With Liam Hendriks throwing 30-plus pitches during the course of two blown leads on Friday, Bummer was tasked with closing out the three-run lead. He gave up a pair of singles that still kept his ground-ball rate frozen at 0.0 percent, but he found the ears on his slider to escape bad counts with three consecutive strikeouts for the save.

The bullpen's effort preserved a great 2022 debut for Cease, whose own slider did the heavy lifting. He threw more sliders (36) than any other pitch (34 fastballs), only breaking out his changeup for a different look the third time through. His control only abandoned him during the fourth inning, but Robbie Grossman lined out to José Abreu to strand two walks.

(Abreu also defused another potential rally with one of his trademarked 3-6 double plays, erasing a López walk that started the seventh.)

Thanks to that work, the White Sox only absorbed damage in the sixth inning. An Austin Meadows leadoff single chased Cease, and he came around to score on a Báez single and a Jeimer Candelario double. Báez had to hold at third thanks to a friendly bounce off the side wall, which turned out to matter when Báez broke for home on a high fastball that popped out of Grandal's mitt. Grandal recovered quickly, and López covered quickly to slap the tag on Báez before the usually adept baserunner could touch home.

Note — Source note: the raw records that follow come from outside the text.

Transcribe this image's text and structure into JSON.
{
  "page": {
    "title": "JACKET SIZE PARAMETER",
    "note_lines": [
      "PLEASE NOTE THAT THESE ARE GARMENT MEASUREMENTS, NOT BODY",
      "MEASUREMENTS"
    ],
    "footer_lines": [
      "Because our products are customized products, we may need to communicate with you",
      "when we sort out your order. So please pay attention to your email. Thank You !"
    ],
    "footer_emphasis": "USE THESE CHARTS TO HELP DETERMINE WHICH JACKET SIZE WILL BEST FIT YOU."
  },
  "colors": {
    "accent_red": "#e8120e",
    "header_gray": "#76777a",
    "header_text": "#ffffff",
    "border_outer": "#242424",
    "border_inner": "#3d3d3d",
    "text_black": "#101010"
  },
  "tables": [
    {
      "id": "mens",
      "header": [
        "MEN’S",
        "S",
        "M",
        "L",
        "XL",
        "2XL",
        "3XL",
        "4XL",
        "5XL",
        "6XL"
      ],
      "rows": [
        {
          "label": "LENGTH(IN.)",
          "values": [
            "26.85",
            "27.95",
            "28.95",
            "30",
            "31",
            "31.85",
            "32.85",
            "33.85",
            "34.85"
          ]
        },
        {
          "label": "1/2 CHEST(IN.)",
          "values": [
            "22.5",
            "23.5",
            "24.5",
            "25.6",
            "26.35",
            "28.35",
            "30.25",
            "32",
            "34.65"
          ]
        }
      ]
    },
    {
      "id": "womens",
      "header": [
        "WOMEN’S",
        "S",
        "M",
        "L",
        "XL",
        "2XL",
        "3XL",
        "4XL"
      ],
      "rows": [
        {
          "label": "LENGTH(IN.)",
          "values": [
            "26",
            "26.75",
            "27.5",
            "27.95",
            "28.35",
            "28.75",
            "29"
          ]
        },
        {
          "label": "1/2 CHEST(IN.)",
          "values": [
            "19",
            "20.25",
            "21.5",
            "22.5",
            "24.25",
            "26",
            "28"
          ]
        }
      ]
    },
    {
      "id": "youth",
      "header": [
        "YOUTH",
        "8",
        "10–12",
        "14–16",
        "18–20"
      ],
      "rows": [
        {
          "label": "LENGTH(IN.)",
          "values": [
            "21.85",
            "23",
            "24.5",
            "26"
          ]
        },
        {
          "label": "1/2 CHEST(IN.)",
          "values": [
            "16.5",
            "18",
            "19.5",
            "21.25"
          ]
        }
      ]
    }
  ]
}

That gave López some footing, and while he walked Miguel Cabrera, he almost got out of the inning when Jonathan Schoop hit a grounder to Leury García's left. García didn't field it cleanly, and he compounded the mistake by locking up on a throw to second which would've had Cabrera out by plenty. Both runners were safe, the Tigers narrowed the gap to 4-2 with still just one out, and the dangerous Eric Haase loomed.

Fortunately, the Sox had Haase's number today. López got him to ground into a 6-4-3 double play that García successfully started, and when Haase came to the plate as the tying run in the ninth, Bummer fanned him with a great slider.

The Sox answered that run when Harrison doubled, moved to third on a Jake Burger sac bunt, then scored when Andrew Vaughn lined a single through the drawn-in right side. Vaughn replaced Pollock in right field, then was replaced by Adam Engel on the basepaths.

Bullet points:

*Engel was thrown out at home on a contact play, making the pinch-running moot.

*Mize dropped to 0-4 against the White Sox, and the Tigers have lost all six of his starts.

*Sousa has recorded seven outs while facing six batters during his young career, and he ended his day with his first MLB strikeout.

*The White Sox lineup didn't draw a walk, but they limited the strikeouts to five over nine innings, whereas the Sox pitching staff offered plenty of both (five walks, 12 K's).